MANZIGNEL – FELETTIS UNITED C.5 4-2

Un Felettis largamente rimaneggiato affronta la capolista Manzignel già matematicamente campione dopo la sconfitta dell’Ele.V.ation a Paluzza. Mister Bergagna oltre ai soliti indisponibili perde anche Alessandro e capitan Burlon out nella rifinitura. E’ comunque uno United determinato a vendere cara la pelle quello che inizia la gara, con Martina tra i pali, Dilena centrale difensivo, Orso e Sandrigo laterali, Pali punta centrale. A disposizione Framarin, Colladel e Piasenzotto.

Il match si gioca a ritmi bassi con il Manzignel che controlla e fa un ordinato giro palla, il Felettis si difende e prova a ripartire in contropiede sfruttando la velocità di Pali e gli inserimenti di Dilena. Sono i padroni di casa a sbloccare la gara, verticalizzazione per Puddu che entra in area, Dilena e Framarin vanno in chiusura sulla linea di fondo colpo di tacco, rimpallo favorevole e la palla rotola beffarda alle spalle di un incolpevole Martina. Lo United reagisce, crea gioco, ma spreca sotto porta. Il pari arriva su calcio piazzato: Dilena calcia da fuori e grazie alla deviazione della barriera trova l’1 a 1. Sul finire del tempo è Pali a sprecare la possibilità del vantaggio concludendo a lato una ripartenza tre contro uno.
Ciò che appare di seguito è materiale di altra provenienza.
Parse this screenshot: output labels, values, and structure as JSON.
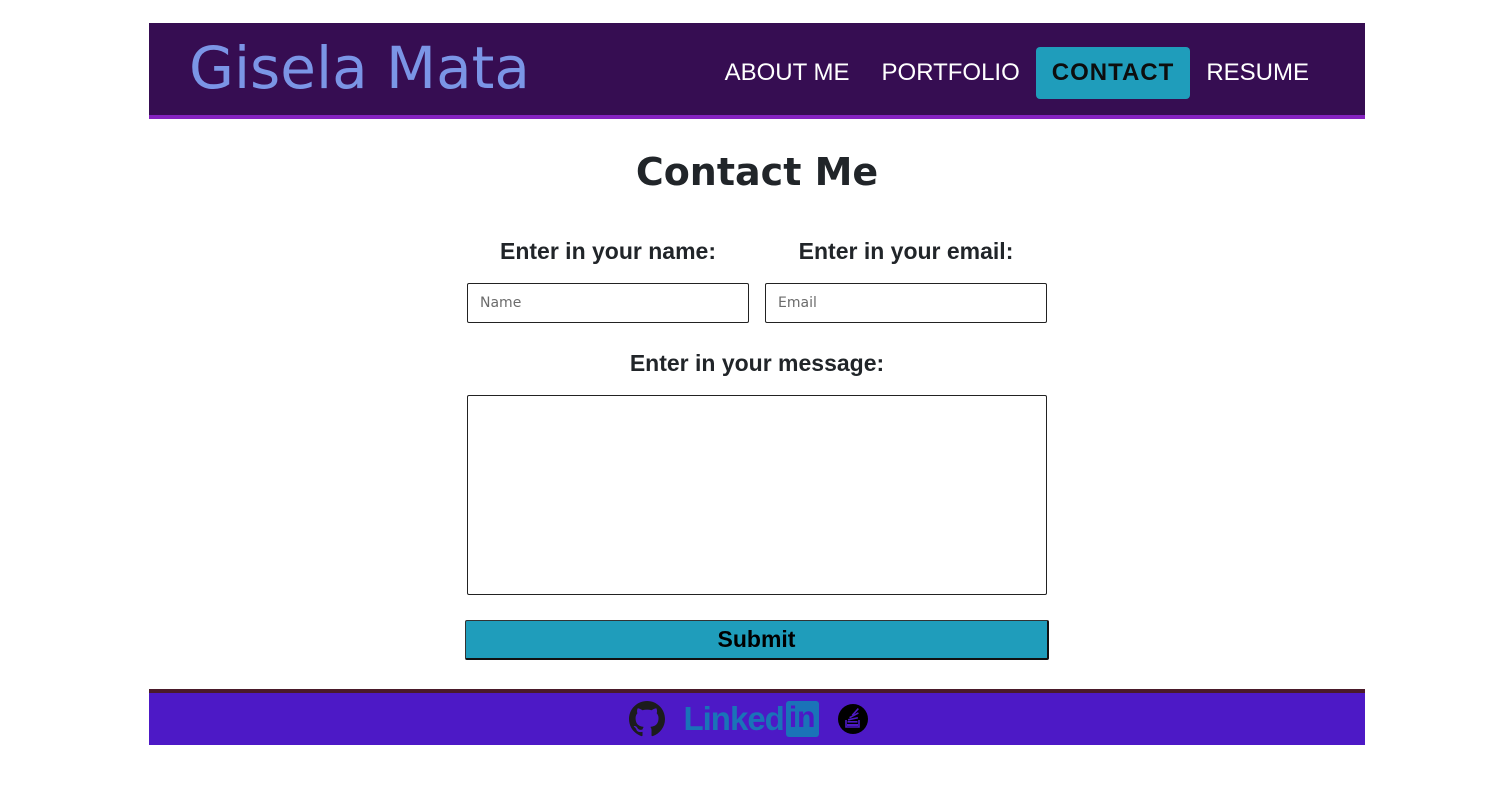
{
  "header": {
    "brand": "Gisela Mata",
    "nav": [
      {
        "label": "ABOUT ME",
        "active": false
      },
      {
        "label": "PORTFOLIO",
        "active": false
      },
      {
        "label": "CONTACT",
        "active": true
      },
      {
        "label": "RESUME",
        "active": false
      }
    ]
  },
  "main": {
    "title": "Contact Me",
    "form": {
      "name_label": "Enter in your name:",
      "name_placeholder": "Name",
      "name_value": "",
      "email_label": "Enter in your email:",
      "email_placeholder": "Email",
      "email_value": "",
      "message_label": "Enter in your message:",
      "message_value": "",
      "submit_label": "Submit"
    }
  },
  "footer": {
    "icons": [
      "github-icon",
      "linkedin-icon",
      "stackoverflow-icon"
    ],
    "linkedin_text": "Linked",
    "linkedin_in": "in"
  },
  "colors": {
    "header_bg": "#360d52",
    "header_border": "#8522c0",
    "brand": "#7b95e6",
    "accent": "#1f9dbb",
    "footer_bg": "#4d19c6",
    "linkedin": "#1a73b8"
  }
}
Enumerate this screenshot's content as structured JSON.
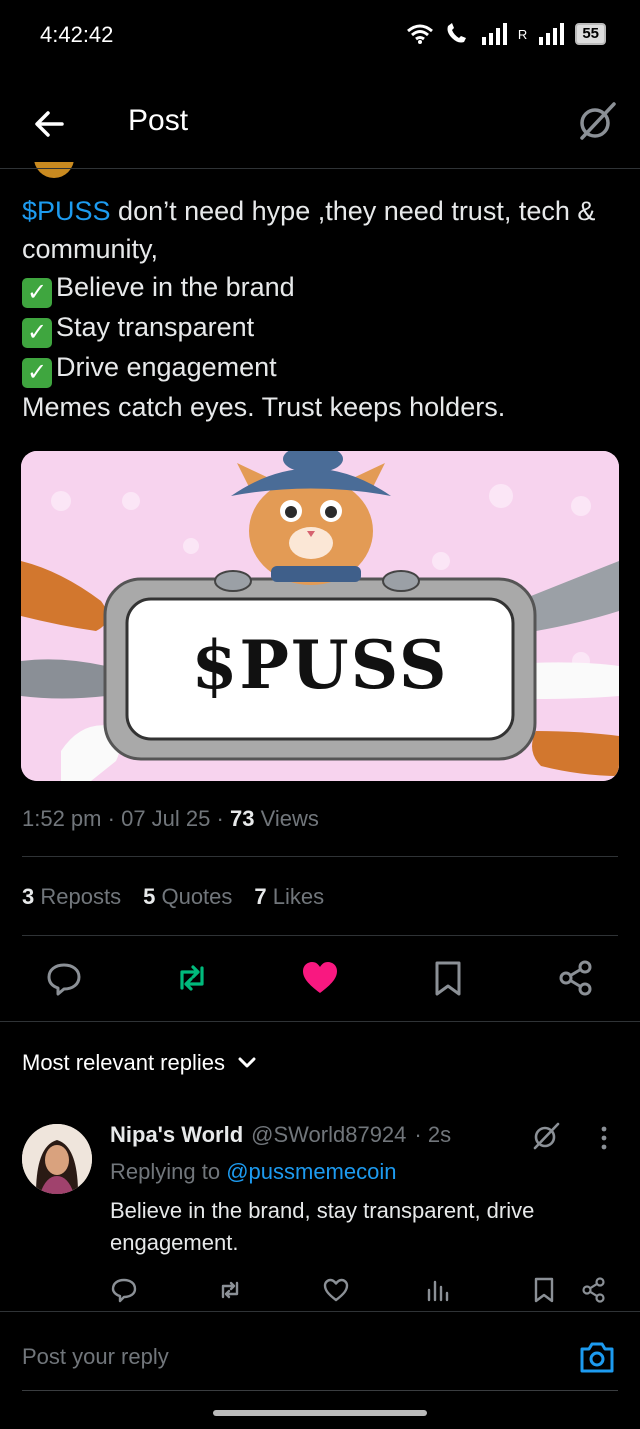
{
  "status_bar": {
    "time": "4:42:42",
    "roaming": "R",
    "battery": "55"
  },
  "header": {
    "title": "Post",
    "back_icon": "arrow-left-icon",
    "grok_icon": "grok-icon"
  },
  "post": {
    "ticker": "$PUSS",
    "line1_rest": " don’t need hype ,they need trust, tech & community,",
    "check_glyph": "✓",
    "bullets": [
      "Believe in the brand",
      "Stay transparent",
      "Drive engagement"
    ],
    "closing": "Memes catch eyes. Trust keeps holders.",
    "image_text": "$PUSS",
    "time": "1:52 pm",
    "date": "07 Jul 25",
    "views_count": "73",
    "views_label": "Views",
    "sep": "·",
    "reposts_count": "3",
    "reposts_label": "Reposts",
    "quotes_count": "5",
    "quotes_label": "Quotes",
    "likes_count": "7",
    "likes_label": "Likes"
  },
  "colors": {
    "accent": "#1d9bf0",
    "repost_green": "#00ba7c",
    "like_pink": "#f91880",
    "muted": "#71767b"
  },
  "replies": {
    "sort_label": "Most relevant replies",
    "items": [
      {
        "name": "Nipa's World",
        "handle": "@SWorld87924",
        "age": "· 2s",
        "replying_prefix": "Replying to ",
        "replying_to": "@pussmemecoin",
        "text": "Believe in the brand, stay transparent, drive engagement."
      }
    ]
  },
  "composer": {
    "placeholder": "Post your reply"
  }
}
Nel secondo tempo lo United cala fisicamente e la corazzata Manzignel con più uomini e più qualità si riporta in vantaggio con il solito Puddu che appostato sul secondo palo deposita in rete una perfetta ripartenza. Mister Bergagna predica pazienza e cerca di tenere la squadra corta, ma il Manzignel trova il 3 a 1 su calcio di rigore, fallo commesso da Framarin che stende Puddu dopo un numero di alta scuola tra due uomini sulla linea di fondo. Ma il Felettis non molla, accorcia con Dilena e prova a buttare il cuore oltre l’ostacolo, pressing alto e tanta volontà, ma i padroni di casa la chiudono in ripartenza. 4 a 2 e United che rimane invischiato nei bassi-fondi, ma che non molla.

Spirito, determinazione e coraggio sono ancora nelle corde dei bianco-azzurri, l’operazione salvezza seppur difficile, resta ancora fattibile. (Fabio).